Annex II of the EU-China Investment Agreement (CAI) contains Article 9 on non-profit organizations, which is currently causing uncertainty. It is feared that the CAI will give the Chinese leadership the right to appoint the heads of branches of European NGOs in China.

The annex lists policy areas that remain within the autonomy of the contracting parties despite the investment agreement and are therefore not regulated in the investment agreement. Article 9 states that despite the CAI, China still reserves the right to decide on investments by foreign investors in non-profit organizations. At the same time, China retains the right to make a legal regulation that forces the management staff of such non-profit organizations to be staffed with Chinese citizens.  

Through Article 9, China insists on being able to continue to restrict the scope of action of foreign NGOs at will. In this way, China is sending a further political signal that it wants to bring foreign NGOs more and more under Chinese control. This would also affect representatives of the open Western model of society, such as business associations and political foundations. This is not in the interest of German industry. The federal government and the EU must take action here and prevent this potential restriction. The relevant section should be deleted from the agreement.

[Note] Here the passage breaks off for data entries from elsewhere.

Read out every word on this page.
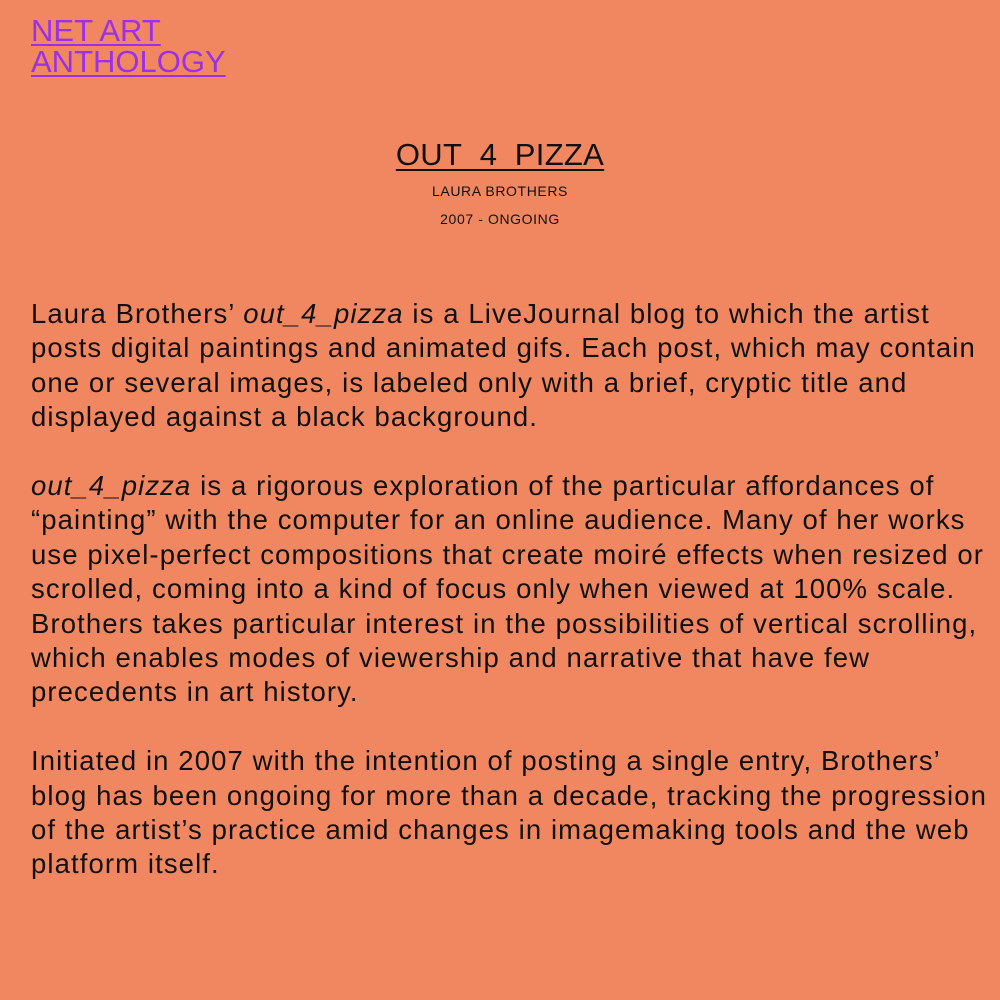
NET ART
ANTHOLOGY
OUT_4_PIZZA

LAURA BROTHERS

2007 - ONGOING

Laura Brothers’ out_4_pizza is a LiveJournal blog to which the artist posts digital paintings and animated gifs. Each post, which may contain one or several images, is labeled only with a brief, cryptic title and displayed against a black background.

out_4_pizza is a rigorous exploration of the particular affordances of “painting” with the computer for an online audience. Many of her works use pixel-perfect compositions that create moiré effects when resized or scrolled, coming into a kind of focus only when viewed at 100% scale. Brothers takes particular interest in the possibilities of vertical scrolling, which enables modes of viewership and narrative that have few precedents in art history.

Initiated in 2007 with the intention of posting a single entry, Brothers’ blog has been ongoing for more than a decade, tracking the progression of the artist’s practice amid changes in imagemaking tools and the web platform itself.
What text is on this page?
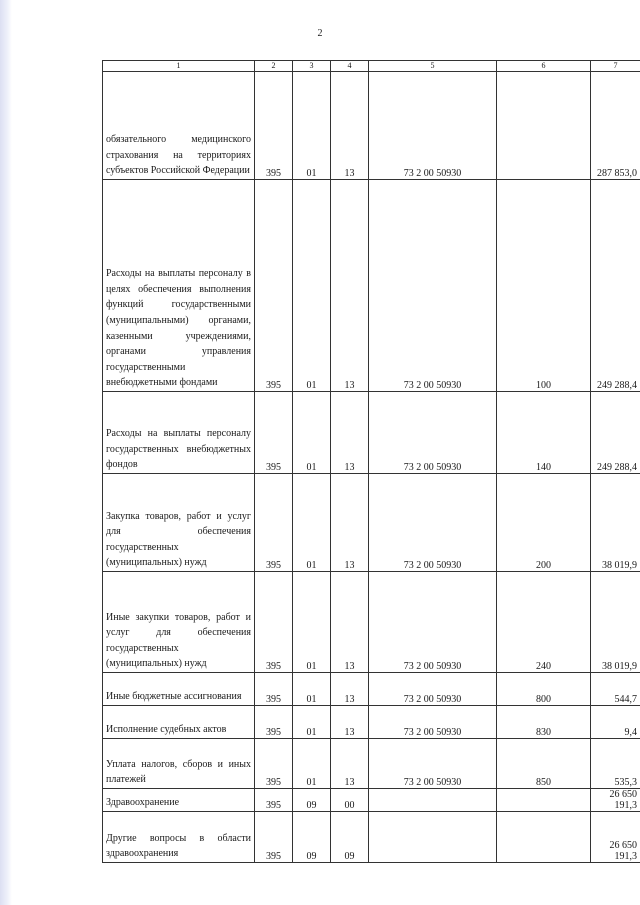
2
1	2	3	4	5	6	7
обязательного медицинского страхования на территориях субъектов Российской Федерации	395	01	13	73 2 00 50930		287 853,0
Расходы на выплаты персоналу в целях обеспечения выполнения функций государственными (муниципальными) органами, казенными учреждениями, органами управления государственными внебюджетными фондами	395	01	13	73 2 00 50930	100	249 288,4
Расходы на выплаты персоналу государственных внебюджетных фондов	395	01	13	73 2 00 50930	140	249 288,4
Закупка товаров, работ и услуг для обеспечения государственных (муниципальных) нужд	395	01	13	73 2 00 50930	200	38 019,9
Иные закупки товаров, работ и услуг для обеспечения государственных (муниципальных) нужд	395	01	13	73 2 00 50930	240	38 019,9
Иные бюджетные ассигнования	395	01	13	73 2 00 50930	800	544,7
Исполнение судебных актов	395	01	13	73 2 00 50930	830	9,4
Уплата налогов, сборов и иных платежей	395	01	13	73 2 00 50930	850	535,3
Здравоохранение	395	09	00			26 650 191,3
Другие вопросы в области здравоохранения	395	09	09			26 650 191,3
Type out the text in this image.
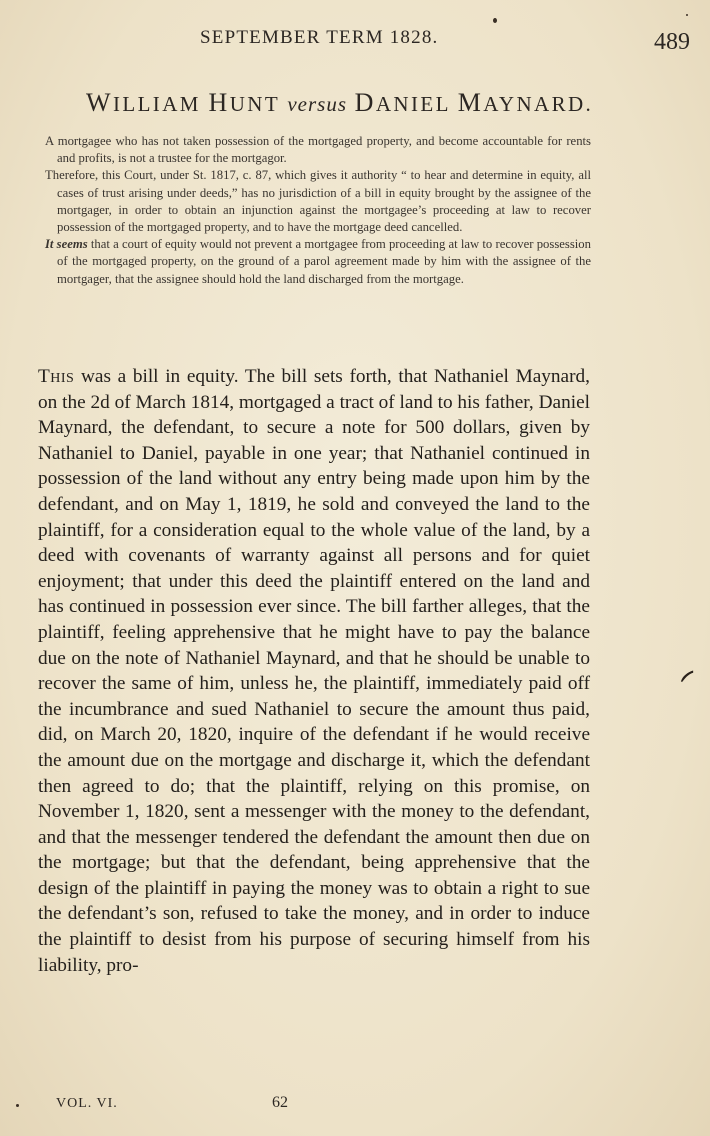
SEPTEMBER TERM 1828.	489
WILLIAM HUNT versus DANIEL MAYNARD.

A mortgagee who has not taken possession of the mortgaged property, and become accountable for rents and profits, is not a trustee for the mortgagor.

Therefore, this Court, under St. 1817, c. 87, which gives it authority “ to hear and determine in equity, all cases of trust arising under deeds,” has no jurisdiction of a bill in equity brought by the assignee of the mortgager, in order to obtain an injunction against the mortgagee’s proceeding at law to recover possession of the mortgaged property, and to have the mortgage deed cancelled.

It seems that a court of equity would not prevent a mortgagee from proceeding at law to recover possession of the mortgaged property, on the ground of a parol agreement made by him with the assignee of the mortgager, that the assignee should hold the land discharged from the mortgage.

This was a bill in equity. The bill sets forth, that Nathaniel Maynard, on the 2d of March 1814, mortgaged a tract of land to his father, Daniel Maynard, the defendant, to secure a note for 500 dollars, given by Nathaniel to Daniel, payable in one year; that Nathaniel continued in possession of the land without any entry being made upon him by the defendant, and on May 1, 1819, he sold and conveyed the land to the plaintiff, for a consideration equal to the whole value of the land, by a deed with covenants of warranty against all persons and for quiet enjoyment; that under this deed the plaintiff entered on the land and has continued in possession ever since. The bill farther alleges, that the plaintiff, feeling apprehensive that he might have to pay the balance due on the note of Nathaniel Maynard, and that he should be unable to recover the same of him, unless he, the plaintiff, immediately paid off the incumbrance and sued Nathaniel to secure the amount thus paid, did, on March 20, 1820, inquire of the defendant if he would receive the amount due on the mortgage and discharge it, which the defendant then agreed to do; that the plaintiff, relying on this promise, on November 1, 1820, sent a messenger with the money to the defendant, and that the messenger tendered the defendant the amount then due on the mortgage; but that the defendant, being apprehensive that the design of the plaintiff in paying the money was to obtain a right to sue the defendant’s son, refused to take the money, and in order to induce the plaintiff to desist from his purpose of securing himself from his liability, pro-
VOL. VI.	62
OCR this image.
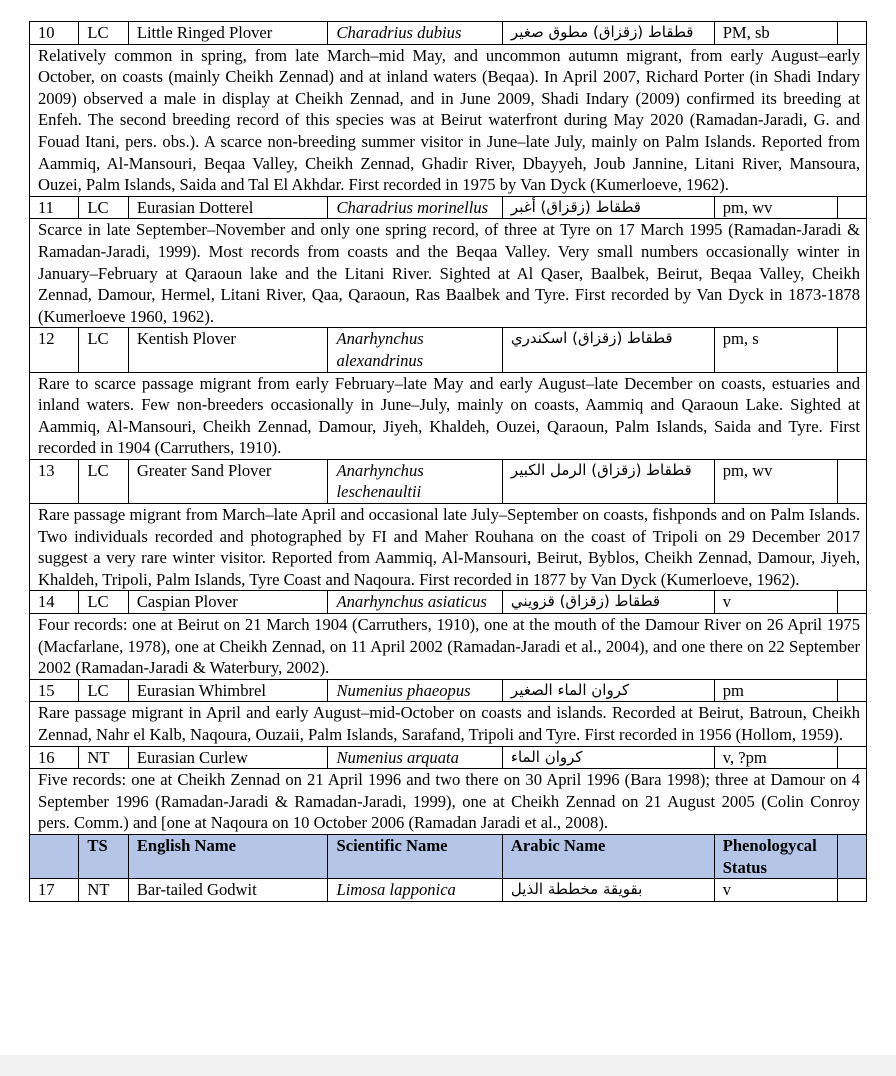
10	LC	Little Ringed Plover	Charadrius dubius	قطقاط (زقزاق) مطوق صغير	PM, sb	
Relatively common in spring, from late March–mid May, and uncommon autumn migrant, from early August–early October, on coasts (mainly Cheikh Zennad) and at inland waters (Beqaa). In April 2007, Richard Porter (in Shadi Indary 2009) observed a male in display at Cheikh Zennad, and in June 2009, Shadi Indary (2009) confirmed its breeding at Enfeh. The second breeding record of this species was at Beirut waterfront during May 2020 (Ramadan-Jaradi, G. and Fouad Itani, pers. obs.). A scarce non-breeding summer visitor in June–late July, mainly on Palm Islands. Reported from Aammiq, Al-Mansouri, Beqaa Valley, Cheikh Zennad, Ghadir River, Dbayyeh, Joub Jannine, Litani River, Mansoura, Ouzei, Palm Islands, Saida and Tal El Akhdar. First recorded in 1975 by Van Dyck (Kumerloeve, 1962).						
11	LC	Eurasian Dotterel	Charadrius morinellus	قطقاط (زقزاق) أغبر	pm, wv	
Scarce in late September–November and only one spring record, of three at Tyre on 17 March 1995 (Ramadan-Jaradi & Ramadan-Jaradi, 1999). Most records from coasts and the Beqaa Valley. Very small numbers occasionally winter in January–February at Qaraoun lake and the Litani River. Sighted at Al Qaser, Baalbek, Beirut, Beqaa Valley, Cheikh Zennad, Damour, Hermel, Litani River, Qaa, Qaraoun, Ras Baalbek and Tyre. First recorded by Van Dyck in 1873-1878 (Kumerloeve 1960, 1962).						
12	LC	Kentish Plover	Anarhynchus alexandrinus	قطقاط (زقزاق) اسكندري	pm, s	
Rare to scarce passage migrant from early February–late May and early August–late December on coasts, estuaries and inland waters. Few non-breeders occasionally in June–July, mainly on coasts, Aammiq and Qaraoun Lake. Sighted at Aammiq, Al-Mansouri, Cheikh Zennad, Damour, Jiyeh, Khaldeh, Ouzei, Qaraoun, Palm Islands, Saida and Tyre. First recorded in 1904 (Carruthers, 1910).						
13	LC	Greater Sand Plover	Anarhynchus leschenaultii	قطقاط (زقزاق) الرمل الكبير	pm, wv	
Rare passage migrant from March–late April and occasional late July–September on coasts, fishponds and on Palm Islands. Two individuals recorded and photographed by FI and Maher Rouhana on the coast of Tripoli on 29 December 2017 suggest a very rare winter visitor. Reported from Aammiq, Al-Mansouri, Beirut, Byblos, Cheikh Zennad, Damour, Jiyeh, Khaldeh, Tripoli, Palm Islands, Tyre Coast and Naqoura. First recorded in 1877 by Van Dyck (Kumerloeve, 1962).						
14	LC	Caspian Plover	Anarhynchus asiaticus	قطقاط (زقزاق) قزويني	v	
Four records: one at Beirut on 21 March 1904 (Carruthers, 1910), one at the mouth of the Damour River on 26 April 1975 (Macfarlane, 1978), one at Cheikh Zennad, on 11 April 2002 (Ramadan-Jaradi et al., 2004), and one there on 22 September 2002 (Ramadan-Jaradi & Waterbury, 2002).						
15	LC	Eurasian Whimbrel	Numenius phaeopus	كروان الماء الصغير	pm	
Rare passage migrant in April and early August–mid-October on coasts and islands. Recorded at Beirut, Batroun, Cheikh Zennad, Nahr el Kalb, Naqoura, Ouzaii, Palm Islands, Sarafand, Tripoli and Tyre. First recorded in 1956 (Hollom, 1959).						
16	NT	Eurasian Curlew	Numenius arquata	كروان الماء	v, ?pm	
Five records: one at Cheikh Zennad on 21 April 1996 and two there on 30 April 1996 (Bara 1998); three at Damour on 4 September 1996 (Ramadan-Jaradi & Ramadan-Jaradi, 1999), one at Cheikh Zennad on 21 August 2005 (Colin Conroy pers. Comm.) and [one at Naqoura on 10 October 2006 (Ramadan Jaradi et al., 2008).						
	TS	English Name	Scientific Name	Arabic Name	Phenologycal Status	
17	NT	Bar-tailed Godwit	Limosa lapponica	بقويقة مخططة الذيل	v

CAI as an important part of an overall European strategy

When weighing up the expectations of the agreement, the picture for German and European industry is mixed. In the areas of market access and level playing field, the commitments made by the Chinese side largely codify a status quo already achieved over the last few years. The CAI would improve the situation for European companies in China in some areas, but not fundamentally change it.

At least as important as the individual building blocks of the agreement is the role it plays as a constructive part of an overall European strategy. The CAI must be seen as one building block in a series of policy measures that must benefit both the expansion of the EU’s relations with China and the creation of a level playing field in business competition. The BDI had already called for such a strategic approach in its policy paper on China in 2019.

One example of further components of an overall strategy is the expansion of unilateral instruments to protect competition in the EU. These include, above all, the revision and finalization of the proposal for an International Procurement Instrument (IPI), European coordination with regard to investment screening, and an improved set of rules to combat unjustified state subsidies in the area of competition and in the awarding of public contracts (“Foreign Subsidies Instrument”), for which the EU Commission recently presented a legislative proposal.

In order to continue to obtain substantial concessions on market access and economic reforms in the future, the EU should maintain positive pressure on China. Overall, the CAI shows that the bilateral negotiation track is only part of the solution in the systemic competition with China. Unilateral measures and also international coordination with partners such as the U.S. and Japan are equally necessary.